Minamata was a company town, so the first child examined was at a Chisso company hospital. As doctors did a house-to-house inspection, they found case after case in 1956 and called it an epidemic. Investigators noticed that the cats also exhibited a form of the shaking, and some called it “cat dance disease.” Those with the worst cases ate a lot of shellfish. They were puzzled, until a visiting British specialist noted that the symptoms looked like mercury poisoning. In 1959, they tested the bay water. It was fully of mercury.

It took fourteen years, riots, protests, arbitration, and a very long lawsuit to pin the blame on the Chisso Corporation’s handling of their toxic waste products. At one point, the company brought in a “wastewater” treatment plant that didn’t actually treat the wastewater. At another time, they diverted the wastewater away from Minamata as part of an agreement, only for another area to start showing symptoms. Lawsuits continue against Chisso, now renamed JNC, holding them responsible for what is now called Chisso-Minamata disease.

Documentation
One side story about Minamata brings up an issue that knits these three examples together. In 1971, photojournalist W. Eugene Smith, whose war correspondence photos from WWII made him one of the most celebrated photographers of the 20th century, was persuaded to document Minamata disease. He met with one family and carefully posed the child, whose limbs were twisted, taking a bath in the arms of his mother. Tomiko and Mother in the Bath, published in a 1972 issue of Life, brought worldwide attention and pressure to Japan. It may have helped lead to the 1973 verdict against the company. For a long time, it was one of the most recognizable photos in the world.
In recent years, the family has declined requests to publicize the photo, feeling a bit of that their own suffering has been exploited. (I decided not to include the photo for this reason, though it is searchable.) Even so, a recent historical drama about Minamata was made, featuring Johnny Depp playing photographer Smith as he creates the famous photo.
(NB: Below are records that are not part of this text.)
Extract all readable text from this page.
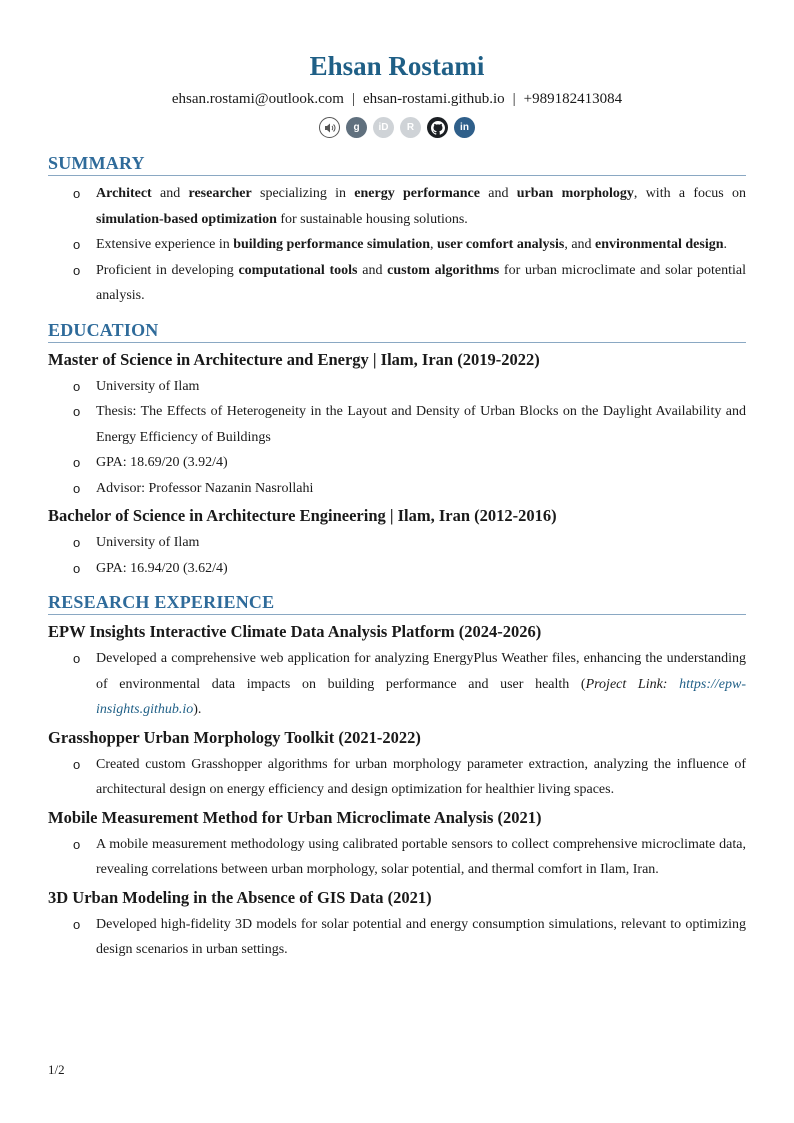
Ehsan Rostami
ehsan.rostami@outlook.com | ehsan-rostami.github.io | +989182413084
g	iD	R	in
SUMMARY
o Architect and researcher specializing in energy performance and urban morphology, with a focus on simulation-based optimization for sustainable housing solutions.
o Extensive experience in building performance simulation, user comfort analysis, and environmental design.
o Proficient in developing computational tools and custom algorithms for urban microclimate and solar potential analysis.
EDUCATION
Master of Science in Architecture and Energy | Ilam, Iran (2019-2022)
o University of Ilam
o Thesis: The Effects of Heterogeneity in the Layout and Density of Urban Blocks on the Daylight Availability and Energy Efficiency of Buildings
o GPA: 18.69/20 (3.92/4)
o Advisor: Professor Nazanin Nasrollahi
Bachelor of Science in Architecture Engineering | Ilam, Iran (2012-2016)
o University of Ilam
o GPA: 16.94/20 (3.62/4)
RESEARCH EXPERIENCE
EPW Insights Interactive Climate Data Analysis Platform (2024-2026)
o Developed a comprehensive web application for analyzing EnergyPlus Weather files, enhancing the understanding of environmental data impacts on building performance and user health (Project Link: https://epw-insights.github.io).
Grasshopper Urban Morphology Toolkit (2021-2022)
o Created custom Grasshopper algorithms for urban morphology parameter extraction, analyzing the influence of architectural design on energy efficiency and design optimization for healthier living spaces.
Mobile Measurement Method for Urban Microclimate Analysis (2021)
o A mobile measurement methodology using calibrated portable sensors to collect comprehensive microclimate data, revealing correlations between urban morphology, solar potential, and thermal comfort in Ilam, Iran.
3D Urban Modeling in the Absence of GIS Data (2021)
o Developed high-fidelity 3D models for solar potential and energy consumption simulations, relevant to optimizing design scenarios in urban settings.
1/2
In typical Hollywood fashion, the movie appears to more about Smith’s battles with self-doubt and alcoholism rather than on the Japanese company’s heinous acts. Aside from the White Savior Syndrome, the movie appears to be well-done, and Depp’s performance was lauded. As is portrayed in the movie, Chisso corporation really did hire Japanese yakuza to beat up Smith. This was the second film on Minamata disease, after a Japanese documentary (Minamata) had covered the subject for Japanese audiences in 1971.
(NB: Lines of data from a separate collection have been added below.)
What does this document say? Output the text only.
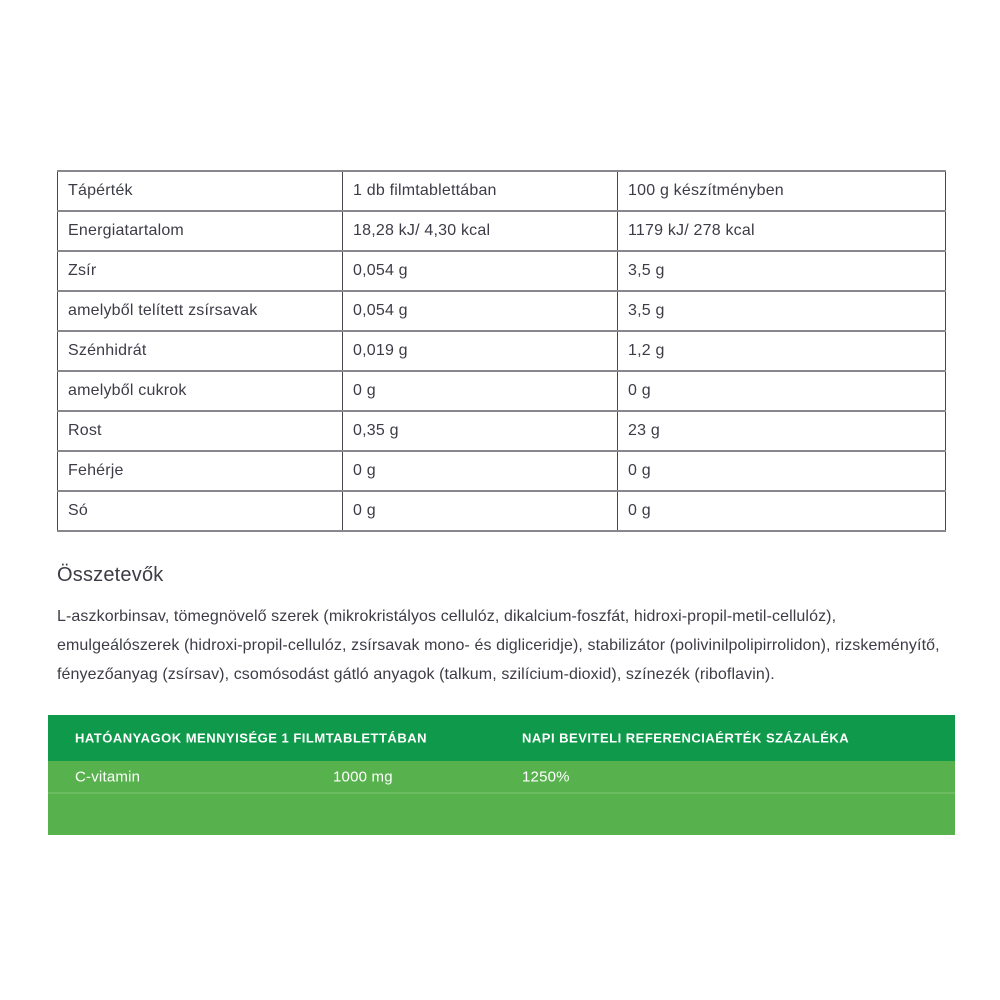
Tápérték	1 db filmtablettában	100 g készítményben
Energiatartalom	18,28 kJ/ 4,30 kcal	1179 kJ/ 278 kcal
Zsír	0,054 g	3,5 g
amelyből telített zsírsavak	0,054 g	3,5 g
Szénhidrát	0,019 g	1,2 g
amelyből cukrok	0 g	0 g
Rost	0,35 g	23 g
Fehérje	0 g	0 g
Só	0 g	0 g
Összetevők
L-aszkorbinsav, tömegnövelő szerek (mikrokristályos cellulóz, dikalcium-foszfát, hidroxi-propil-metil-cellulóz), emulgeálószerek (hidroxi-propil-cellulóz, zsírsavak mono- és digliceridje), stabilizátor (polivinilpolipirrolidon), rizskeményítő, fényezőanyag (zsírsav), csomósodást gátló anyagok (talkum, szilícium-dioxid), színezék (riboflavin).
HATÓANYAGOK MENNYISÉGE 1 FILMTABLETTÁBAN	NAPI BEVITELI REFERENCIAÉRTÉK SZÁZALÉKA
C-vitamin	1000 mg	1250%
Documentaries and docu-pics, which resurface these stories (much as this post is doing), help as reminders of the folly of pressing for cheap resources. A prize-winning book by Adam Hochschild, King Leopold’s Ghost, fed a 2006 documentary on the Congo, while Ford’s jungle utopia was covered in Beyond Fordlândia(2017).

What these examples show is that those who attempt to corner the market for a cheap, mass-produced resource, without concern about the effects on the people or the environment, will earn universal scorn and a legacy of shame. But they do feed negative documentary filmmakers. I’m not sure that’s the end that those who covet Greenland had in mind.